Nel romanzo, centrale è il tema della liquefazione della famiglia tradizionale, dei canonici compiti genitoriali. La chimera della “maternità” e della “paternità” è andata perduta nel nostro secolo?
Non so rispondere a una domanda così difficile. Dal mio angolo, registro un deterioramento del linguaggio relativo alla famiglia tradizionale. Le metafore si sono sfibrate, le parole sembrano ingobbite. Il figlio delle sorelle è un’analisi di quel linguaggio, partendo dalla fonte: il serbatoio mitico dei rapporti – dico rapporti di ogni tipo – tra le divinità. Non c’è mai più stata tutta quella libertà in termini narrativi, se ci si pensa. Quando ho scritto di Sabrina per la prima volta pensavo a Persefone. Solo che aveva un bicchiere di Moscow Mule in mano.
Mettere in scena una tragedia con i diversi ruoli e con il coro di voci: hai mai pensato a una rappresentazione teatrale del tuo libro?
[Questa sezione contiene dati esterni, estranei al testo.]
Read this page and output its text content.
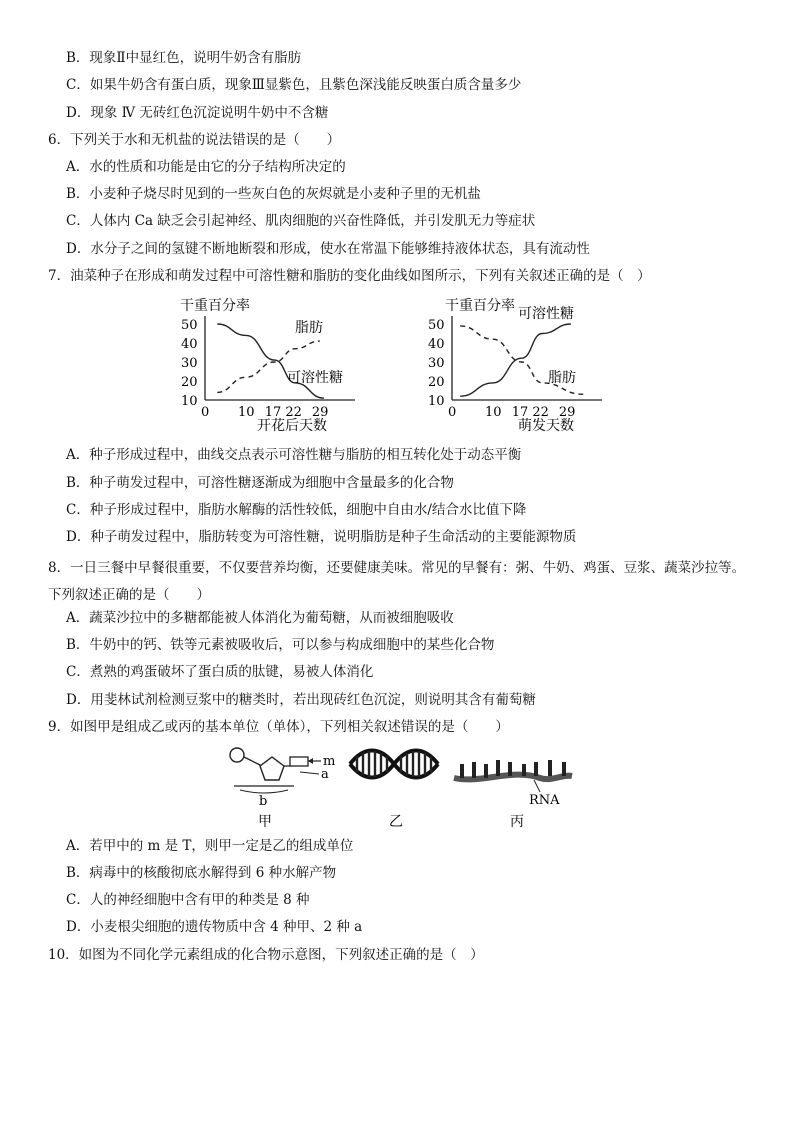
B．现象Ⅱ中显红色，说明牛奶含有脂肪
C．如果牛奶含有蛋白质，现象Ⅲ显紫色，且紫色深浅能反映蛋白质含量多少
D．现象 Ⅳ 无砖红色沉淀说明牛奶中不含糖
6．下列关于水和无机盐的说法错误的是（　　）
A．水的性质和功能是由它的分子结构所决定的
B．小麦种子烧尽时见到的一些灰白色的灰烬就是小麦种子里的无机盐
C．人体内 Ca 缺乏会引起神经、肌肉细胞的兴奋性降低，并引发肌无力等症状
D．水分子之间的氢键不断地断裂和形成，使水在常温下能够维持液体状态，具有流动性
7．油菜种子在形成和萌发过程中可溶性糖和脂肪的变化曲线如图所示，下列有关叙述正确的是（　）
干重百分率
开花后天数
50
40
30
20
10
0 10 17 22 29
脂肪
可溶性糖
干重百分率
萌发天数
50
40
30
20
10
0 10 17 22 29
可溶性糖
脂肪
A．种子形成过程中，曲线交点表示可溶性糖与脂肪的相互转化处于动态平衡
B．种子萌发过程中，可溶性糖逐渐成为细胞中含量最多的化合物
C．种子形成过程中，脂肪水解酶的活性较低，细胞中自由水/结合水比值下降
D．种子萌发过程中，脂肪转变为可溶性糖，说明脂肪是种子生命活动的主要能源物质
8．一日三餐中早餐很重要，不仅要营养均衡，还要健康美味。常见的早餐有：粥、牛奶、鸡蛋、豆浆、蔬菜沙拉等。下列叙述正确的是（　　）
A．蔬菜沙拉中的多糖都能被人体消化为葡萄糖，从而被细胞吸收
B．牛奶中的钙、铁等元素被吸收后，可以参与构成细胞中的某些化合物
C．煮熟的鸡蛋破坏了蛋白质的肽键，易被人体消化
D．用斐林试剂检测豆浆中的糖类时，若出现砖红色沉淀，则说明其含有葡萄糖
9．如图甲是组成乙或丙的基本单位（单体），下列相关叙述错误的是（　　）
m
a
b
甲	乙
RNA
丙
A．若甲中的 m 是 T，则甲一定是乙的组成单位
B．病毒中的核酸彻底水解得到 6 种水解产物
C．人的神经细胞中含有甲的种类是 8 种
D．小麦根尖细胞的遗传物质中含 4 种甲、2 种 a
10．如图为不同化学元素组成的化合物示意图，下列叙述正确的是（　）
Mi fa piacere che tu me lo chieda. Sia Il figlio delle sorelle sia La messinscena, un racconto che ho scritto durante la pandemia, sono stati pensati e subito rappresentati nella mia testa. Le sorelle hanno un impianto molto classico, se lo si guarda: tre atti, due o tre personaggi importanti, un coro, l’elemento che spariglia. Come accadeva nel teatro greco i personaggi secondari possono essere interpretati dai primari – anzi serve solo un personaggio.